Your silent conservative neighbors were just as outraged as we were by the murder of George Floyd. Yet they whisper to each other that they don’t see the connection between a genuine quest for social justice and the opportunistic looting of luxury stores downtown.
They don’t believe in defunding the police, or in decriminalizing…well, crime. They believe, but keep to themselves, the fact that the poor suffer the most when the police vanish from their neighborhoods or are otherwised demoralized or deactivated. When organized gangs of pharmacy looters cause CVS and Walgreens to close stores, it means that now Grandma has to ride three buses to get her prescription. Not their grandma or yours, mind you, but someone’s.
As for impeachment, they look at Hunter Biden the way they would at their own adult kid who got caught up with hookers and blow. Someone who needs a hug and a stint in rehab, not prison time. Unless, of course, somebody finds a tape of him telling the Ukrainians or the Chinese, “Let me put Dad on the phone.”

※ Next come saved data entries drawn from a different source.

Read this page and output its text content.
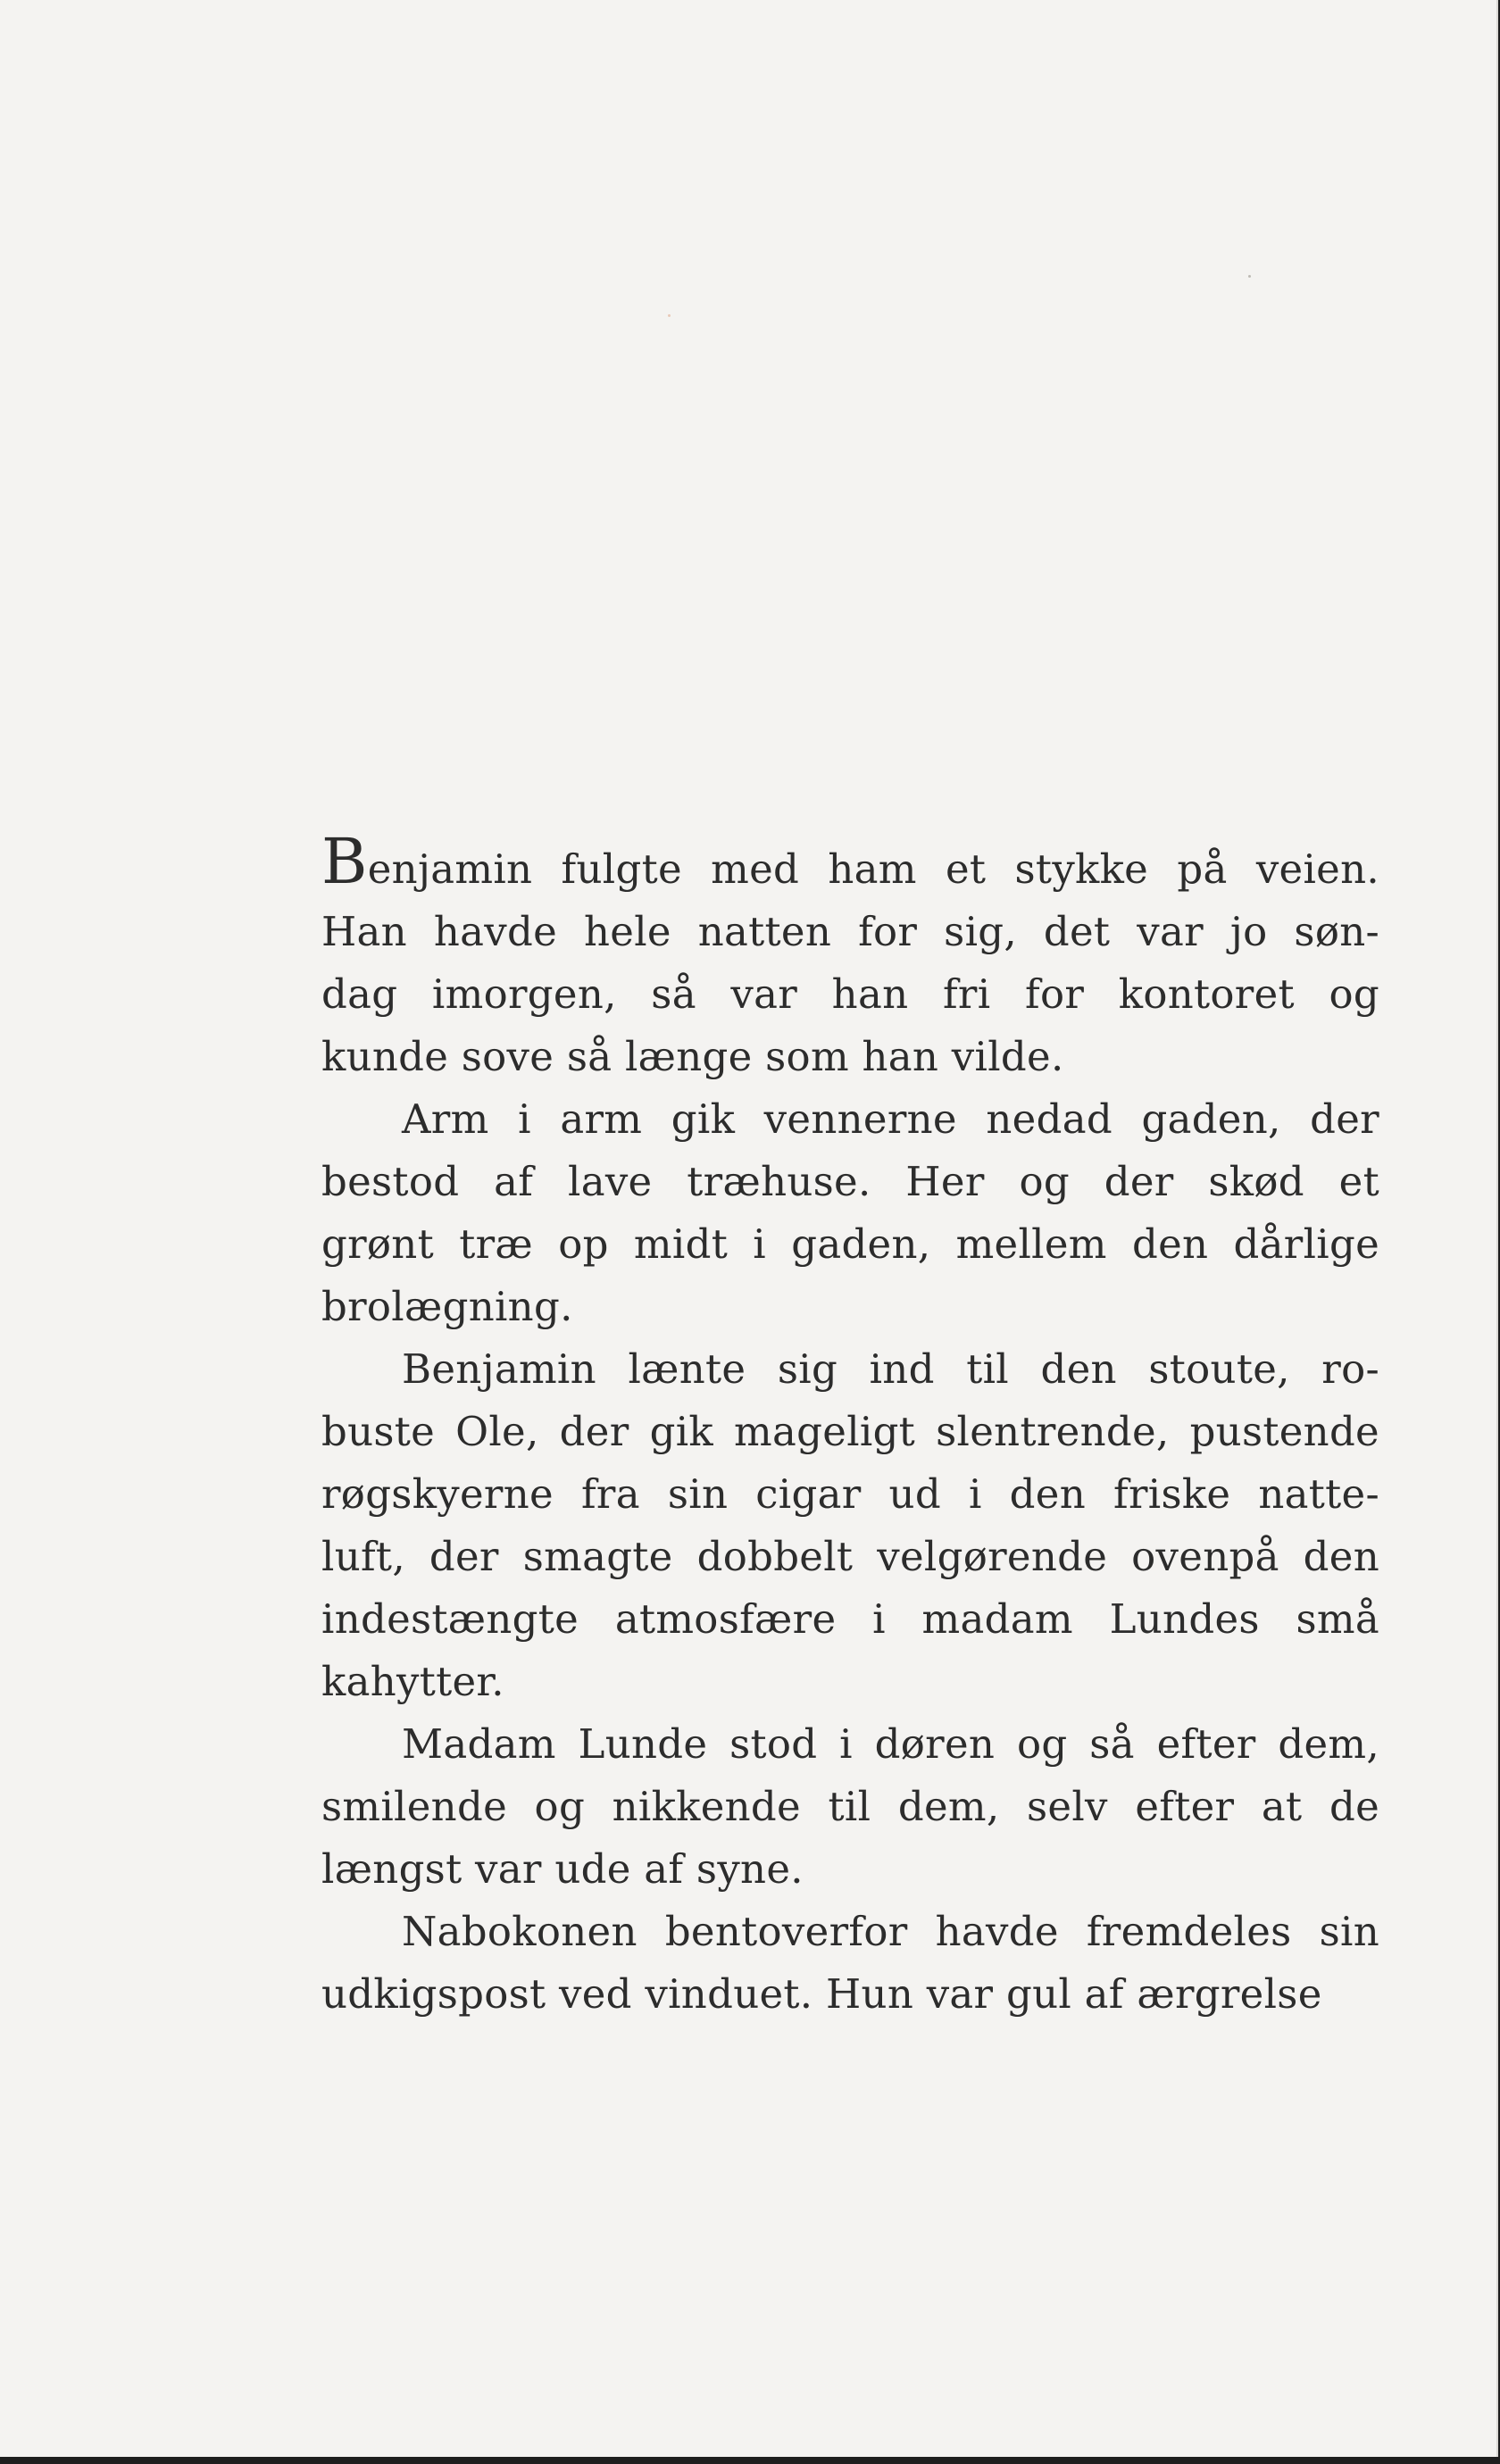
Benjamin fulgte med ham et stykke på veien.
Han havde hele natten for sig, det var jo søn-
dag imorgen, så var han fri for kontoret og
kunde sove så længe som han vilde.
Arm i arm gik vennerne nedad gaden, der
bestod af lave træhuse. Her og der skød et
grønt træ op midt i gaden, mellem den dårlige
brolægning.
Benjamin lænte sig ind til den stoute, ro-
buste Ole, der gik mageligt slentrende, pustende
røgskyerne fra sin cigar ud i den friske natte-
luft, der smagte dobbelt velgørende ovenpå den
indestængte atmosfære i madam Lundes små
kahytter.
Madam Lunde stod i døren og så efter dem,
smilende og nikkende til dem, selv efter at de
længst var ude af syne.
Nabokonen bentoverfor havde fremdeles sin
udkigspost ved vinduet. Hun var gul af ærgrelse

They don’t like Trump’s coarse language or behavior, although they’ll argue that he’s no worse than Johnson or Nixon (or maybe even a Clinton or a Bush or two.) A role model for the kids he’s not, but we’ve all learned to separate the political from the personal.
During the 2016 campaign, Trump voters declined to identify themselves to pollsters. Today, Trump voters decline to identify themselves to anyone, because it’s just not worth being shunned.
So, my fellow Democrats, don’t let the fantasy that those MAGA voters are toothless, backwoods, brain-dead, monobrows who couldn’t spell cat if you spotted them the “C” and the “A.”
Plenty of them are living quietly in our neighborhoods, and they can spell big words and write big checks to Trump-supporting PACs. And they might just bring him back next November if Democrats remain complacent.
Michael Levin is a New York Times bestselling author and ghostwriter.